When I was a kid, like most Canadians I was an avid hockey fan. My consuming ambition in life was to become the goaltender for the Montreal Canadiens, whom I would lead to an endless series of Stanley Cups. At the age of five or so, I started listening religiously to the radio broadcasts of the Canadiens’ games, enthralled by the cadences of perhaps the greatest play-by-play hockey commentator of all time, Danny Gallivan, a true poet of the game.
Gallivan not only carried the play in the lilt and tempo of his voice, culminating in the soaring “He shoots! He scores!”—a clarion even more rousing than that of the Toronto Maple Leaf’s Foster Hewitt, the granddaddy of play-callers—but also coined various phrases that inserted themselves into the rhetoric of the game. “The puck caroms off the boards” is still caroming off the airwaves, and the word “carom” ricocheted into my fledgling vocabulary to stay. “He dishes out a crushing body check” remains in the lexicon. But the phrase I liked most, delivered at the top of Gallivan’s register and conjuring graphic and colorful visions in my pre-TV imagination, was the exhilarating “They bang away at it,” referring to a goal mouth scramble when players whacked at the puck until it either went into the net or the goalie “smothered” it in his pads.
I’ve long lost interest in the Montreal Canadiens, a perennially weak, mismanaged and shamefully uninspired team, little better than the current crop of lame and fatuous broadcasters burbling away on the catwalk. And of course I no longer play the game. But I bring the same sort of enthusiasm to the political arena that I felt as a child for the game of hockey.
Once I cheered on the heroes of my youth: Maurice “the Rocket” Richard, his diminutive brother Henri, the “Pocket Rocket,” defensive whiz Doug Harvey, slapshot artist Bernie “Boom Boom” Geoffrion, “_Le Gros Bill_” Jean Beliveau, corner-digger Bert Olmstead, goaltender Jacques “Jake the Snake” Plante who introduced the goaler’s mask, and later in the day, Guy Lafleur aka “the Flower,” Larry “Pile-Driver” Robinson, and goaltender Ken “the Kid” Dryden (now a Liberal politician, alas).
Today I follow the textual exploits of the compelling political writers of our time, as impressive in the pursuit of their métier as the towering figures I once admired were in theirs. There’s Efraim “Killer” Karsh, “Big Bruce” Bawer, David “the Howitzer” Horowitz and his linemate Jamie “Sock-it-to-‘em” Glazov, Victor Davis Hanson aka “the Scholar,” Ibn “the Warrior” Warraq, “Fearless” Phyllis Chesler, Mark “the Rapier” Steyn, “Marvelous” Melanie Phillips, Tom “the Terrible” Sowell, “Battling” Barb Kay and many others too numerous to mention here. They are all members of a magnificent team, capable of scoring, dishing out crushing body checks, caroming their missives off stupefied minds, digging in the corners and, no less importantly, banging away at it. As Blake Geoffrion, Boom Boom’s grandson who plays for the Nashville Predators says, in his impeccable Frenglish, “If you want da score da goal, you have to shoot da puck.”

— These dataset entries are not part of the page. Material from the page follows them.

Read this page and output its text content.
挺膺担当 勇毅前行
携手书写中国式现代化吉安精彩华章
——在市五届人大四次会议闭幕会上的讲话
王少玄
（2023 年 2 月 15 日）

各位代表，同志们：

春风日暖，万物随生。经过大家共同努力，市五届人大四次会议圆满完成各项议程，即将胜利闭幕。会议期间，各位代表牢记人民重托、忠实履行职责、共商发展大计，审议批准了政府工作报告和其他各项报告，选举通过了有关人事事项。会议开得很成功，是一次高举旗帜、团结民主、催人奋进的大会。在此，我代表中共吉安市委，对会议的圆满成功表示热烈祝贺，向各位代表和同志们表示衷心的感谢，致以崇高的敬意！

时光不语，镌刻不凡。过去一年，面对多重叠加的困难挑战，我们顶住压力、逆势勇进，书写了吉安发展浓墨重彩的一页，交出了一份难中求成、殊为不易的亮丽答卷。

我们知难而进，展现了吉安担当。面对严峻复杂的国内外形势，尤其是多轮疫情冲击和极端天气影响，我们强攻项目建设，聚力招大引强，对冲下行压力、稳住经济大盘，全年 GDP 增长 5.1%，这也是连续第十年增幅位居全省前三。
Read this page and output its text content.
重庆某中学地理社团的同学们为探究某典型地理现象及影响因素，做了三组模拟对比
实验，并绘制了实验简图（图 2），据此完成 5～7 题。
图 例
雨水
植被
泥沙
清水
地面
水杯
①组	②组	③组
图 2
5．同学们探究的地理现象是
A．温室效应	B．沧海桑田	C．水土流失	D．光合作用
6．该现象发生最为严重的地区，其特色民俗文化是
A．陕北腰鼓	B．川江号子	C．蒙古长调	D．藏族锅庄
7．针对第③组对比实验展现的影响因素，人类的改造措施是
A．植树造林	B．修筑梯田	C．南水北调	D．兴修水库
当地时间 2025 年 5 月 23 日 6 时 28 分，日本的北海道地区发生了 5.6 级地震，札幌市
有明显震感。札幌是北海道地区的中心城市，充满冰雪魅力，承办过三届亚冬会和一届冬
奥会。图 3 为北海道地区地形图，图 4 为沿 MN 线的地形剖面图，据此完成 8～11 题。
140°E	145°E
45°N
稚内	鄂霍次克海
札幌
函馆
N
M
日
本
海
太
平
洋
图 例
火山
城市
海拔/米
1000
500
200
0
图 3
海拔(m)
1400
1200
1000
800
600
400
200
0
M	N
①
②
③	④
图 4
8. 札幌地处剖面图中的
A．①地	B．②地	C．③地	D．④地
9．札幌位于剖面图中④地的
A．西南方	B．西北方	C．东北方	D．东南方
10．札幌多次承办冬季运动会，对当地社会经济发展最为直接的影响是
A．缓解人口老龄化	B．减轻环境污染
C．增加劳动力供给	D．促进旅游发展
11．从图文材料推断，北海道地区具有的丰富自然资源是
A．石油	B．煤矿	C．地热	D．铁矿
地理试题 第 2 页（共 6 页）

The problem is that the game is often rigged, the referees corrupt (like their Swedish and Russian counterparts in the hockey world), and the mainstream commentators refusing to call the play as it actually develops but describing an alternate reality in shrill and distracting tones. It’s hard to win when the rules do not apply or are regularly bent and even persistently violated. It’s hard to win when the whistle stops the play once it begins to look dangerous for the opposition or you are sent to the penalty box for an infraction you have not committed. And it’s just as hard to win when the reports of the game are re-written and the standings manipulated to establish a fraudulent outcome, giving priority to debased and incompetent teams of political duffers and flashy nonentities, like those who play for the New York Times Rangers.
The great players, however, are undaunted. They continue “swarming the crease.” They know the score. They play in the hope that, however unlikely, another Danny Gallivan will arise to call the game properly, report honestly on the achievements of our marquee agonists, influence a new generation of commentators and bring back the fans. Sometimes it seems like a vain and desperate prospect. But they know that, in the big leagues of this rough and tumble political world, you can’t put the puck in the net if you don’t keep banging away at it.